Chiropractic services improve musculoskeletal health and well-being. However, billing and coding could be challenging for chiropractors and other medical staff professionals.
Effective billing and coding are essential for accurate and timely reimbursement, insurance regulations compliance, and a thriving chiropractic practice. By ensuring proper documentation and adherence to coding guidelines, chiropractors can optimize their revenue cycles and minimize the risk of claim denials or audits.
This article covers chiropractic billing and coding best practices and the most typical medical billing and coding systems.
Let’s start right away!
Primary analysis of the patient CPT codes – Chiropractic care
99201: This code denotes an office or outpatient new patient evaluation and management visit. It typically involves minimal complexity and a brief face-to-face encounter between the healthcare provider and the patient.
99202: This code represents an office or outpatient visit for evaluating and managing a new patient, lasting between 15 and 29 minutes. It involves a slightly more complex assessment and extended face-to-face interaction compared to 99201.
99203: This code represents an office or outpatient visit for evaluating and managing a new patient, lasting between 30 and 44 minutes. It indicates a moderate level of complexity in the review and a more comprehensive assessment of the patient’s condition.
99204: This code represents an office or outpatient visit for evaluating and managing a new patient, lasting between 45 and 59 minutes. It suggests a high level of complexity in the assessment and a detailed examination of the patient’s condition.
99205: This code represents an office or outpatient visit to evaluate and manage a new patient lasting 60 minutes or more. It indicates the highest level of complexity in the review and a thorough assessment of the patient’s condition.
Subsequent visits chiropractic CPT codes
99211: This code represents an office or other outpatient visit to assess and manage an established patient requiring minimal physician work. It is typically used for brief encounters involving limited evaluation or intervention, such as simple follow-up or nurse visits.
99212: This code describes an office or other outpatient visit for assessing and managing an established patient that lasts between 10 and 19 minutes. It implies a slightly more complex encounter than 99211, with a longer duration and potentially involving additional evaluation or treatment.

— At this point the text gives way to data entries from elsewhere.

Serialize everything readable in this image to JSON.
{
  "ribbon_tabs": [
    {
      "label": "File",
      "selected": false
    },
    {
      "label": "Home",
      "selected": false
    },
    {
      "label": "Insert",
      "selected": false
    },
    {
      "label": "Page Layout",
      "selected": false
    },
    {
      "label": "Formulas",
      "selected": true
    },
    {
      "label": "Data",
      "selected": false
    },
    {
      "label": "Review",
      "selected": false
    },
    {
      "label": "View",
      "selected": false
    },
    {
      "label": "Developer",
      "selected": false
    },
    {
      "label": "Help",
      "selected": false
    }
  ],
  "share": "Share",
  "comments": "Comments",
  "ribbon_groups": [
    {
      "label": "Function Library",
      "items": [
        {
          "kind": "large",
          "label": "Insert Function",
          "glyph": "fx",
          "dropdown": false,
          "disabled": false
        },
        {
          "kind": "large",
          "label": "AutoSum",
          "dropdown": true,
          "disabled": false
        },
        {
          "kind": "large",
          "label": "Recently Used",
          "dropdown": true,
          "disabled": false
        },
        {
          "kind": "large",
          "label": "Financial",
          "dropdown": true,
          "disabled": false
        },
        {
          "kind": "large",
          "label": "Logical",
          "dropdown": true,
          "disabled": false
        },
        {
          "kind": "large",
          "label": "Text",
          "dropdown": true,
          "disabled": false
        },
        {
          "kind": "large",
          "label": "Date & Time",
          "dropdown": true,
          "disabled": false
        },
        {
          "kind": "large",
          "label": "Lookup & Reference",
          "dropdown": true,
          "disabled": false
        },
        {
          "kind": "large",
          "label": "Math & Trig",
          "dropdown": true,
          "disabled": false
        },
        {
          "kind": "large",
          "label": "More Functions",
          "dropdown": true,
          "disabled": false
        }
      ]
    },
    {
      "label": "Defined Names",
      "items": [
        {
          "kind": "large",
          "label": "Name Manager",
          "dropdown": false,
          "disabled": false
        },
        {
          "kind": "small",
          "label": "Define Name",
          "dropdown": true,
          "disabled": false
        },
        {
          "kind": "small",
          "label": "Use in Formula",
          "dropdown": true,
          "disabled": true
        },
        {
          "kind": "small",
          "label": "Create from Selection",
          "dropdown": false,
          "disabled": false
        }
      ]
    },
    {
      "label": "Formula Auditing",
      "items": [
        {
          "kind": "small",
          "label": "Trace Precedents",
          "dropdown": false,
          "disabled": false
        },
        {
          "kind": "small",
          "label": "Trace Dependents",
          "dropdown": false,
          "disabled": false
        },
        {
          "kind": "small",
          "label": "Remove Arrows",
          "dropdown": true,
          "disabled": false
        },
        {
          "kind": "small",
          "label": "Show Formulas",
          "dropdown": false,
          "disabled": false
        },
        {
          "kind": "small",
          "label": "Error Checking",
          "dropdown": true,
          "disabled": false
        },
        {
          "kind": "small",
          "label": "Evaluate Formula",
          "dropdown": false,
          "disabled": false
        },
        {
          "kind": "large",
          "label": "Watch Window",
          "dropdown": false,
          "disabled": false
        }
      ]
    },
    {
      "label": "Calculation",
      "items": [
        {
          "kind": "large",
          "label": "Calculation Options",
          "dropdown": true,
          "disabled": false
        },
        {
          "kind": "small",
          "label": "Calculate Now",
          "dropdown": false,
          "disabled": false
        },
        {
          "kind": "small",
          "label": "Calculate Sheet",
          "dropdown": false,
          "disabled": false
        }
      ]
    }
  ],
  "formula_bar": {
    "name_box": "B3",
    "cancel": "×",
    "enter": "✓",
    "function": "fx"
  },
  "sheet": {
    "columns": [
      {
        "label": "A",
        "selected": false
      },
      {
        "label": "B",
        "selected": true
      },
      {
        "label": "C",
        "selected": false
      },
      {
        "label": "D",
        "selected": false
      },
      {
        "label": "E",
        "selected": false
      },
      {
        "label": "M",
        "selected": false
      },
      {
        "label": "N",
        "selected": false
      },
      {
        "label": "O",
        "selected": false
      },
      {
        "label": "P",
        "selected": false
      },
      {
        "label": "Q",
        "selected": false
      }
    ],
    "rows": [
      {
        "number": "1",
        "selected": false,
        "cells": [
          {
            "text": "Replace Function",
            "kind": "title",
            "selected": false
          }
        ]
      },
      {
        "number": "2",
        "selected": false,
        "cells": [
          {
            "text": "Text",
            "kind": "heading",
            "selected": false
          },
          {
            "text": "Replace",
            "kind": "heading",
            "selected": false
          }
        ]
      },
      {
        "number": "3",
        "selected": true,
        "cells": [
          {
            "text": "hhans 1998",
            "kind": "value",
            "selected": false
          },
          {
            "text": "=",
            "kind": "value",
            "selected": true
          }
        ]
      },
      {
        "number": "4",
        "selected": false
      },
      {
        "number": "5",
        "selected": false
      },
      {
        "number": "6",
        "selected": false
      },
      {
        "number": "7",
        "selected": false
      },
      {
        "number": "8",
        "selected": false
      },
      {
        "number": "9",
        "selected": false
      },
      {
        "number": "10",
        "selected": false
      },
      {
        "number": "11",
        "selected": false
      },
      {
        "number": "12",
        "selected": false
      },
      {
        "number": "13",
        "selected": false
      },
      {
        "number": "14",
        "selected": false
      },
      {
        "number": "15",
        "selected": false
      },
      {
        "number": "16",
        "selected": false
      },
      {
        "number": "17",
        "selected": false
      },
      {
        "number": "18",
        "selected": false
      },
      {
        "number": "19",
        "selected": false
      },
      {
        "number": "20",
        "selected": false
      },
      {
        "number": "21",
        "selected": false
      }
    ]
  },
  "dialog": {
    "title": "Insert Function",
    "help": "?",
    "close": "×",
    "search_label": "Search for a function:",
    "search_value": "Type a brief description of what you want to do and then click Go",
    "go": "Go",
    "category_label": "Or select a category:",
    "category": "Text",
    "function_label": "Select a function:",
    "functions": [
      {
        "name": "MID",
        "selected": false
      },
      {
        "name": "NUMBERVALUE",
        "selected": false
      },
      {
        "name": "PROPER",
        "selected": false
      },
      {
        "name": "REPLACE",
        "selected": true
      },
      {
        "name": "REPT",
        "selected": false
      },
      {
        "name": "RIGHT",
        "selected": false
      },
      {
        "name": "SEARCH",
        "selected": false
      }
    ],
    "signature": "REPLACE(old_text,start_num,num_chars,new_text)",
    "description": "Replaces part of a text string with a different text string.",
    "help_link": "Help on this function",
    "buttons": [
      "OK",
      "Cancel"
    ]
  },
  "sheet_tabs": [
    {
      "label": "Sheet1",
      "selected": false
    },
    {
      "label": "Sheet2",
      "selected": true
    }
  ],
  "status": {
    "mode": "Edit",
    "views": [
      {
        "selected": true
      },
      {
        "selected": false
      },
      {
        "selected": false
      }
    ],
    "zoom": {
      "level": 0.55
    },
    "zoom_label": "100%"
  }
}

99213: This code is for an office or other outpatient visit for the assessment and management of an established patient, specifically lasting around 20 minutes. It represents a moderate complexity encounter, where the healthcare provider spends more time evaluating and managing the patient’s condition.
99214: This code describes an office or other outpatient visit for the assessment and management of an established patient, lasting 25 minutes or more. It indicates a higher level of complexity compared to the previous codes, with a longer duration of the encounter and more comprehensive evaluation and management.
99215: This code represents an office or other outpatient visit for the assessment and management of an established patient that lasts 40 minutes or more. It is used for the most complex and time-intensive encounters, involving a thorough review, extensive control, and potentially multiple treatment modalities.
Under chiropractic manipulative treatment procedures
Here are the common CPT codes under chiropractic manipulative treatment procedures:
98940: This code refers to chiropractic manipulation in one to two spinal regions. The chiropractor applies techniques and modalities to those areas to improve joint and neurophysiological function.
98941: This code represents chiropractic manipulation in three to four spinal regions. The chiropractor applies various techniques and modalities to these regions to influence joint and neurophysiological function.
98942: This code indicates chiropractic manipulation in five spinal regions. The chiropractor applies different techniques and modalities to influence joint and neurophysiological function in these regions.
98943: This code covers chiropractic manipulation in one or more extraspinal regions. The chiropractor uses manipulation methods on places outside of the spine, such as the extremities (like the arms and legs) or other joints in the body.
Best practices for billing and coding for chiropractic care:
Best chiropractic billing and coding practices can improve the likelihood of timely and appropriate reimbursement. Here are some important considerations:
- Use the Correct Codes
- Document Medical Necessity
- Accurate Documentation
- Compliance with Coding Guidelines
- Stay Up-to-Date with Coding Changes
- Ongoing Education and Training
- Regular Auditing and Monitoring
In conclusion, billing and coding for chiropractic therapy can be complicated. However, it may be made a lot simpler with the correct information and tools. Thanks to this thorough guide, you now have the knowledge and tools you need to comprehend the billing and coding procedure for chiropractic therapy. With this information, you can easily navigate the billing and coding process and guarantee that the chiropractic service you get is accurately billed and coded.